The fundamental overhaul of the ARM code which has been in progress for more than a year has continued apace in the 3.5 kernel. Some of the more significant changes are discussed in the two threads with the main git pull request for Linux 3.5 (1, 2). In one of the mails, Olof Johansson proudly notes that code for more ARM platforms is being adapted to obtain the hardware information required for booting from device trees. This work is starting to pay off, with, according to Johansson, some ARM platforms now getting Linux support simply by adding device tree files, which are completely independent of the kernel source code. Background information on the ARM overhaul and efforts to create a kernel binary able to boot on many different ARM platforms can be found in the recent LWN.net article "LinuxCon Japan: One zImage to rule them all".

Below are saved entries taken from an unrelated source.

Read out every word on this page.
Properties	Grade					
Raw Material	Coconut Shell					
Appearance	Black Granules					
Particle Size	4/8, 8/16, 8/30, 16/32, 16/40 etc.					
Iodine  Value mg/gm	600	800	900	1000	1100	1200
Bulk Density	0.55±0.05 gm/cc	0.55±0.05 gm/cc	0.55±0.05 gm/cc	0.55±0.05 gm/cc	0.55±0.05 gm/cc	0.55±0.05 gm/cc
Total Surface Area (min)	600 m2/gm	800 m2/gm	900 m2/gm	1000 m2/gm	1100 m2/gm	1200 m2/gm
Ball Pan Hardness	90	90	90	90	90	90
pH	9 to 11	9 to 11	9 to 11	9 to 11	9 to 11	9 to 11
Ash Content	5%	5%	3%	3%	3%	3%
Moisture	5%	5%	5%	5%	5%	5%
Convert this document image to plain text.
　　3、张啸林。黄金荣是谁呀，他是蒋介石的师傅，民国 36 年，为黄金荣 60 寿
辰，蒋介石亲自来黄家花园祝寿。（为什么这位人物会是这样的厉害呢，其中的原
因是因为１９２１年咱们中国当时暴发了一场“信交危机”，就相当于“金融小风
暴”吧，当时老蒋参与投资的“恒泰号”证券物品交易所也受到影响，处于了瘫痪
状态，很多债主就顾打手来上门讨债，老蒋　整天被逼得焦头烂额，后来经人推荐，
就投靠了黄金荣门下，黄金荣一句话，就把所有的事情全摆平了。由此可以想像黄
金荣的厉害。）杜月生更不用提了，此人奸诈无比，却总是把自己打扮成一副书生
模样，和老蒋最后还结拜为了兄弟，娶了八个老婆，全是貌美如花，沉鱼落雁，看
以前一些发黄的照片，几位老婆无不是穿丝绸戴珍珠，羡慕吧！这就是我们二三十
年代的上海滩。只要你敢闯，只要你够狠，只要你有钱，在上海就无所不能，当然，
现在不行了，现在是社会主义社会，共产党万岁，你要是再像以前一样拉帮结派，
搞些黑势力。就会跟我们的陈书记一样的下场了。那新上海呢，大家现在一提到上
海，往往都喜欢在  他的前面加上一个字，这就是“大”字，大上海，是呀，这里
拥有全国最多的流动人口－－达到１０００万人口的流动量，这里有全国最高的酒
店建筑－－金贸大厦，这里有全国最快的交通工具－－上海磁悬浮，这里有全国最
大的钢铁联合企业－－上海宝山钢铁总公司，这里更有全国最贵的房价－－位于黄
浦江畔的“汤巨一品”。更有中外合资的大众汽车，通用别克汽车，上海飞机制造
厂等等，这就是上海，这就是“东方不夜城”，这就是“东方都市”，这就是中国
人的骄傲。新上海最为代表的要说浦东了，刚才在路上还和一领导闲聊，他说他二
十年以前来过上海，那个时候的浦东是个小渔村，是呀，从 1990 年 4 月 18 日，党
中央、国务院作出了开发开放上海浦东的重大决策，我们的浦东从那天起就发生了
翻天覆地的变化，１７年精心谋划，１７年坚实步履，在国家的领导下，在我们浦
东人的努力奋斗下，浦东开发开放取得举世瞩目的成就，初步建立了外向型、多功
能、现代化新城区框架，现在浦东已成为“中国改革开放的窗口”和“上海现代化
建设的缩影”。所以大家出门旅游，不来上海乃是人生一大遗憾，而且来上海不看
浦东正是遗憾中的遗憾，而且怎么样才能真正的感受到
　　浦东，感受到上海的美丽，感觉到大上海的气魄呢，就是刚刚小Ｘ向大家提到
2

- A collection of patches cleans up the x86 code somewhat and causes the exception table to be sorted at kernel build-time, which is supposed to slightly speed up booting (1, 2).
- Major changes for KVM include a new API for injecting Message Signalled Interrupt (MSI) messages into guest systems.
- Important changes to the Xen code include support for perf.
- An overhaul of the process scheduler should improve its behaviour in NUMA systems. At the same time, several outdated functions for energy-saving process scheduling, which, according to the developer, did more harm than good, have been removed.
- Documentation added to the kernel explains the use of the EFI boot stub, which allows EFI firmware to start the kernel directly. This function was merged into the kernel in Linux 3.3 and is used by recently released bootloader gummiboot.
- Major changes to the error detection and correction (EDAC) code means that, in future, the kernel will give more precise information on where a memory error has occurred on modern processors.
- The new "skew_tick" kernel parameter allows users to control the way the timer ticks, which can be useful for jitter reduction on HPC and RT workloads, but which increases power consumption.
- Support for the ancient Micro Channel Architecture (MCA), which has been obsolete for at least a decade, has finally been removed. Support for ARMv3 and the ixp23xx and ixp2000 (intel XScale) platforms has also been removed.